To bear the self-evidence of Hegel, today, would mean this: one must, in every sense, go through the “slumber of reason,” the slumber that engenders monsters and then puts them to sleep; this slumber must be effectively traversed so that awakening will not be a ruse of dream. That is to say, again, a ruse of reason. The slumber of reason is not, perhaps, reason put to sleep, but slumber in the form of reason, the vigilance of the Hegelian logos. Reason keeps watch over a deep slumber in which it has an interest.

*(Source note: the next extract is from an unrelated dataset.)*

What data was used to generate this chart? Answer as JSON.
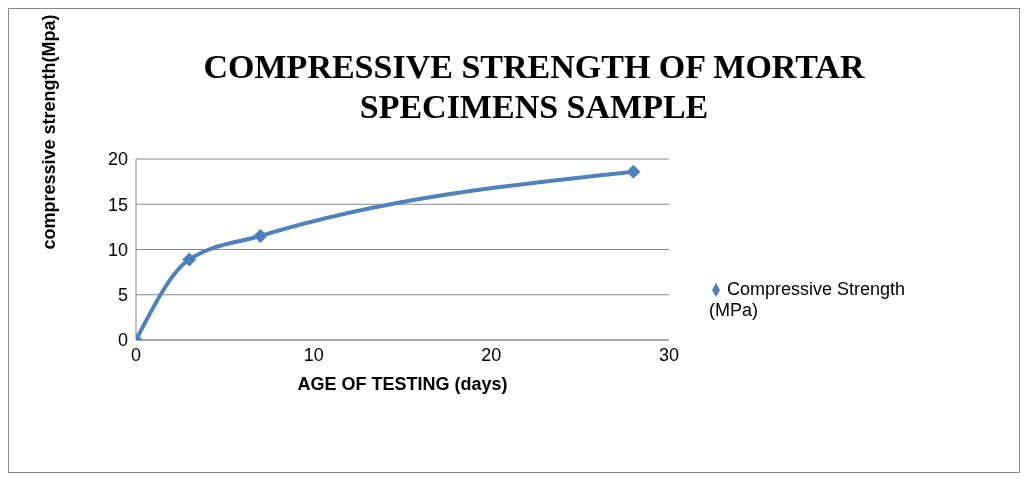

Now, if “evidence received in the slumber of reason loses or will lose the characteristics of wakefulness” (ibid.), then it is necessary, in order to open our eyes (and did Bataille ever want to do otherwise, correctly certain that he was thereby risking death: “the condition in which I would see would be to die”), to have spent the night with reason, to have kept watch and to have slept with her: and to have done so throughout the night, until morning, until the other dawn which resembles, even to the point of being taken for it-like daybreak for nightfall-the hour when the philosophical animal can also finally open its eyes. That morning and none other. For at the far reaches of this night something was contrived, blindly, I mean in a discourse, by means of which philosophy, in completing itself, could both include within itself and anticipate all the figures of its beyond, all the forms and resources of its exterior; and could do so in order to keep these forms and resources close to itself by simply taking

hold of their enunciation. Except, perhaps, for a certain laughter. And yet.